I didn't think it was actually possible she'd be home so late. I mean, even setting aside the parental guilt we both feel when we leave the other with both kids all day, I thought she'd still get home at least in time for me to make a quick awkward exit but still get to the movie on time. I mean, we'd been texting and she said she'd be home in time for dinner. Not the kids' dinner, which I had also been preparing solo, and which usually goes up between 6 and 6:30. But our dinner, which usually goes up between 8 and 8:30, and if eaten quickly, would allow me to run out in time for the 9 o'clock showing.
But as time marched along, I could no longer play it cool and just wait for the text she planned to send when she was leaving the bar. So I texted again, still not revealing my intentions, asking "Am I still expecting you?" This was about 7:45, and if she used that text to spur her to leave, she could have still made it home in time to relieve me. But her response -- "Leaving soon" -- lacked urgency, and when she told me to go on with dinner without her at about 8:15, I knew all was lost.
I'd thought my biggest problem would be whether Cinema Nova would even let me into the movie for free on my critics card, since the two-week window since it opened has elapsed by three days. Oh, I'd considered other theaters, and Lady Bird is playing at just about all of them. But weirdly, as if by some industry consensus, each of the others had a final Sunday showing at about 6:45. Nova was the only one that had the traditional 9 o'clock time slot, and it was also the only one with grounds to deny me based on how long the movie had already been out.
Whether I'd actually get denied depended on whether I got someone in the box office who's a stickler for the rules (one or two of them) or the breezy types who will basically wave you through (most of the rest). If I did get denied, I didn't want it enough to spend the $21 to watch it, so I had a backup plan of Red Sparrow, starting 20 minutes later. I figured my biggest unknown would be whether I'd write a blog post today entitled "On Oscar eve, the wrong bird got seen" or "On Oscar eve, the right bird at last." (See, both movies have birds in their titles.)
But I didn't see any movie -- actually, I saw Collateral Beauty, which I want to write about later in the week but won't touch on now.
And it's my own damn fault. I've been to the movies twice since Lady Bird was finally released on February 15th. The first time I saw Black Panther. The second time I saw, God help me, Winchester. I had my chances. But I blew them.
By going on at such lengths, I'm painting it as some kind of tragedy that I'm not getting to see Lady Bird before the Oscars. But really, I just liked the idea of kicking off the most sacred day on the movie calendar (to some people, anyway) by watching the last of the best picture nominees I had not seen. It's not only that, but it's also probably the most acclaimed of the nominees, which in itself would have been reason to try to see it before now. As I mentioned in yesterday's post, I haven't been thinking about the Oscars much this Oscar season, and this was my way to get me into it.

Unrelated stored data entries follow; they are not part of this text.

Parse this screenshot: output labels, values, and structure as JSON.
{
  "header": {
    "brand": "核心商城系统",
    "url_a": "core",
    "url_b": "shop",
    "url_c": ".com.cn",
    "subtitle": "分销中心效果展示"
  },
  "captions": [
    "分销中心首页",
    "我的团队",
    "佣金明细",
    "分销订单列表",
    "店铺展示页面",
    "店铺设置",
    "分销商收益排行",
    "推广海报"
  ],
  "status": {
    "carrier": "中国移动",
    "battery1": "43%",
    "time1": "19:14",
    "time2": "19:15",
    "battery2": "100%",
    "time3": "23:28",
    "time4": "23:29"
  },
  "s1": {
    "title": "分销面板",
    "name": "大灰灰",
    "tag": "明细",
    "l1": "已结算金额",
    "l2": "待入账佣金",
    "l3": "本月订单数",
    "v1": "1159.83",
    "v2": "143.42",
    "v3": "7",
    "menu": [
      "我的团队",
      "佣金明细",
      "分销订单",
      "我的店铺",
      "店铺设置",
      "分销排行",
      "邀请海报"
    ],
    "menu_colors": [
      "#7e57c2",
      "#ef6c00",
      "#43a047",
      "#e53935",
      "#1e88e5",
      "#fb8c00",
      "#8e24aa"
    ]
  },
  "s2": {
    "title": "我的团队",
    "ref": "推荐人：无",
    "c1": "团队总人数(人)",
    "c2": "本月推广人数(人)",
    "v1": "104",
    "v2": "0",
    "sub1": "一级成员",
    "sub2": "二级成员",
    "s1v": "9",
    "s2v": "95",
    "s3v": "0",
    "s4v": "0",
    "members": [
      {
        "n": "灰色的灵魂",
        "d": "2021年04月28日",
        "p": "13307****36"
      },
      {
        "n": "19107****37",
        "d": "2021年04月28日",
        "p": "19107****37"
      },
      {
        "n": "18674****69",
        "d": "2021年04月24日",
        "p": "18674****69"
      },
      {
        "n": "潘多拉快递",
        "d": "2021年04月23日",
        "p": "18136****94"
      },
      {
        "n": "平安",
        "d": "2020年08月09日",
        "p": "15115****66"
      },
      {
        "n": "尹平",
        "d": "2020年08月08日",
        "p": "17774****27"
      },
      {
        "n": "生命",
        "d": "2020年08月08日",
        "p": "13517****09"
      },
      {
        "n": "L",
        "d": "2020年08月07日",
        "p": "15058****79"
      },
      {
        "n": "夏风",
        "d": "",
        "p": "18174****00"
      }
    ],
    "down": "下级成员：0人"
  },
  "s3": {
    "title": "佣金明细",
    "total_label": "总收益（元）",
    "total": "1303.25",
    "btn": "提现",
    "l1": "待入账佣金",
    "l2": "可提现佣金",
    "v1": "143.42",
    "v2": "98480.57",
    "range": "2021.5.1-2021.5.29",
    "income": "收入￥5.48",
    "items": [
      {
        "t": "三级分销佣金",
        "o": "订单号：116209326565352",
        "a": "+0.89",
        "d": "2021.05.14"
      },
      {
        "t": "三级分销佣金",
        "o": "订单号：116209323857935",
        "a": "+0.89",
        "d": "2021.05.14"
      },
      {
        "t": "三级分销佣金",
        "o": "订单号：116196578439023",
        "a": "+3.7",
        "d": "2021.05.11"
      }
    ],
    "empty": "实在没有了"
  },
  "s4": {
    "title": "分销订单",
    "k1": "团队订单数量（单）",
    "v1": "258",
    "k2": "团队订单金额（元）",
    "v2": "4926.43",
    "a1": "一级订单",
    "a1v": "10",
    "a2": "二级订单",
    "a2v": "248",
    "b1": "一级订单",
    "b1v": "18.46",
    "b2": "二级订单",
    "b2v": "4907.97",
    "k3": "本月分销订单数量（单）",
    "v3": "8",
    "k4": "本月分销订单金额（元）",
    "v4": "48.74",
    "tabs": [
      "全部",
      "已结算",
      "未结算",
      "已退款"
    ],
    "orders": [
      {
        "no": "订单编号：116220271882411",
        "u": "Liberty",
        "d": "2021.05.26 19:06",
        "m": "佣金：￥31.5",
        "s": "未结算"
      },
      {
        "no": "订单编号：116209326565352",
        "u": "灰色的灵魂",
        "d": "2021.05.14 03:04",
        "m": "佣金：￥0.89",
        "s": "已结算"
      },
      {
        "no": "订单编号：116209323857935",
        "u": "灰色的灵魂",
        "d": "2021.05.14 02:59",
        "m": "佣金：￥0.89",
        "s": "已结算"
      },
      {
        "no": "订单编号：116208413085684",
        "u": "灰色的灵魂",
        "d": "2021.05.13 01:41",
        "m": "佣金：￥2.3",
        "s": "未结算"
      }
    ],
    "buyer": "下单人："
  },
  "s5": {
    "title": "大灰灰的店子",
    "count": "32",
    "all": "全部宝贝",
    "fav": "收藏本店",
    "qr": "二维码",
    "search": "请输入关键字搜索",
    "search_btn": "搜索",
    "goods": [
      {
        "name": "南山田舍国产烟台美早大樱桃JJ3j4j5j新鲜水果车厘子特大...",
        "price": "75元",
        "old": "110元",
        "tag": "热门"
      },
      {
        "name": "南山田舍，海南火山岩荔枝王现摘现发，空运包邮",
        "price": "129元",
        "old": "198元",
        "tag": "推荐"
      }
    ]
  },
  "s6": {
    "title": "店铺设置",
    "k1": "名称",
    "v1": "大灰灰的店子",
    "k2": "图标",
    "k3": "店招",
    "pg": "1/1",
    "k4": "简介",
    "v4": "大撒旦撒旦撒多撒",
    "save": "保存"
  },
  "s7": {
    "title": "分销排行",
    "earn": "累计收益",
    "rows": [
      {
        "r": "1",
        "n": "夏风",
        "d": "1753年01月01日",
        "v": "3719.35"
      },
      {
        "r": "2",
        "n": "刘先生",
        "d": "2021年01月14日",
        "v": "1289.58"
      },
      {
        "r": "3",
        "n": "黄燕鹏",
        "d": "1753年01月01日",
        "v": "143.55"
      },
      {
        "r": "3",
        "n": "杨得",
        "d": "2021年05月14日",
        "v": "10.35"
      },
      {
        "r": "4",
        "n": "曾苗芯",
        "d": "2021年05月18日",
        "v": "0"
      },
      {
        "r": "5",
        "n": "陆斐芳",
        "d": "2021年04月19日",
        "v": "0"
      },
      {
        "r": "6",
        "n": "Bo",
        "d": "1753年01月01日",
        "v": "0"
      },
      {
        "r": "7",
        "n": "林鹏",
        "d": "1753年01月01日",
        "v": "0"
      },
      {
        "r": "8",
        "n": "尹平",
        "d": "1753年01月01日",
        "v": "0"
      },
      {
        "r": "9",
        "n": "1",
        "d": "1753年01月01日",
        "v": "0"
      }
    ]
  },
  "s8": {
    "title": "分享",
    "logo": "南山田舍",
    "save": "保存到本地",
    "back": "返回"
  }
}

But it's not worth crying over spilled milk, and not seeing Lady Bird before the 90th Academy Awards is certainly the equivalent of spilling milk.
Now that my first reason to see a movie in the theater (to rank it on my year-end list, if it's released in time) and my second reason to see a movie in the theater (to prepare for the Oscars) have both passed, it looks like a video date between me and Lady Bird at some unspecified date in the future. And that will be fine too.
I'm sure my wife, who has also not seen it, will be glad to watch it with me. It'll be nice to actually see a good movie with her, one I didn't leap on the moment it hit theaters, preventing us from having the opportunity to see it together later on. It'll be a date between the three of us.
I do think that a strange consequence of letting it slip through my fingers, I'm just now realizing, is that I'll be rooting for it a bit harder to win tonight. I don't know why. It's like "the one that got away."
But it's just spilled milk, Vance. Let it go.
Enjoy your Oscars, everybody. I'll be back here in 24 hours to recap what we all saw.